I nodded understanding. From what I've seen there weren't any colleges around either except the high schools so that meant people left quite often to pursue their dreams.

"I'm surprised you know about her though"

"Why is that? It's not odd to talk about the person you love"

He shrugged. "Yeah but if you've noticed Andy isn't really a talker. He fixes your car you leave, if he entertains a conversation he really just wants you to shut up"

I grimaced and Brian started to laugh hysterically which led to my laughter as well. I admit Andrew isn't an easy cup of tea, he's almost the insipid types that seem bitter when they should be sweet. Only he's bitter by choice but then there's an almost caring side him that creates a paradox. I just think he needs help. Bottom line.

"But surprisingly he does enjoy your company"

I started to laugh. "Enjoy my company? Uh no. He insults me like everyone else probably doesn't tell me to shut up but I'm sure that's in the works"

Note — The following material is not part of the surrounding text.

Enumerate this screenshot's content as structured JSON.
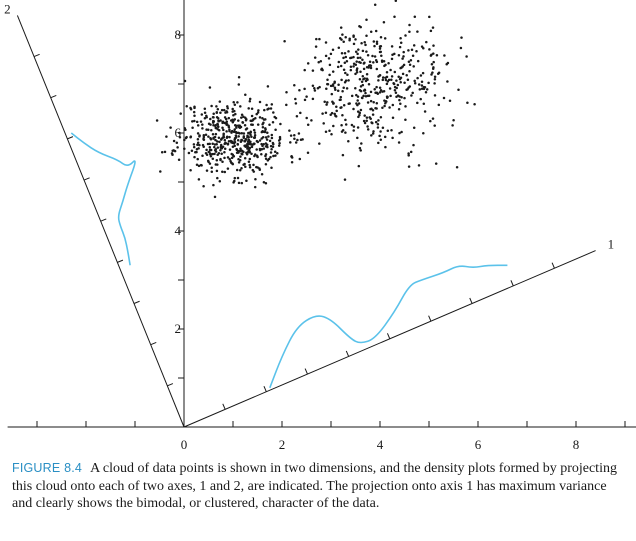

"Na. He likes your company. He insults everyone yes, but the persons he likes their the ones he's mostly annoyed with"

"Does that even make sense?" I asked laughing . "That's crazy"

"Trust me. How the hell you think things are with us? I'm probably the biggest annoyance of all"

Really? But....ugh!! This is complete bullshit! I can't sort through this crap! None of that makes sense. Stupid andrew! I started walking back to the exit leaving Brian to work. It felt evil of me but I didn't want us to fall back into talking about his girlfriend. My gut twisted hearing about her and I knew deep down I felt slightly jealous and I hated myself for that. I shouldn't have these feeling but I do and there wasn't much I could do about it. I honestly just hoped they were fine and she wouldn't hurt him because he felt different, just different than maverick had and that to me was a good sign.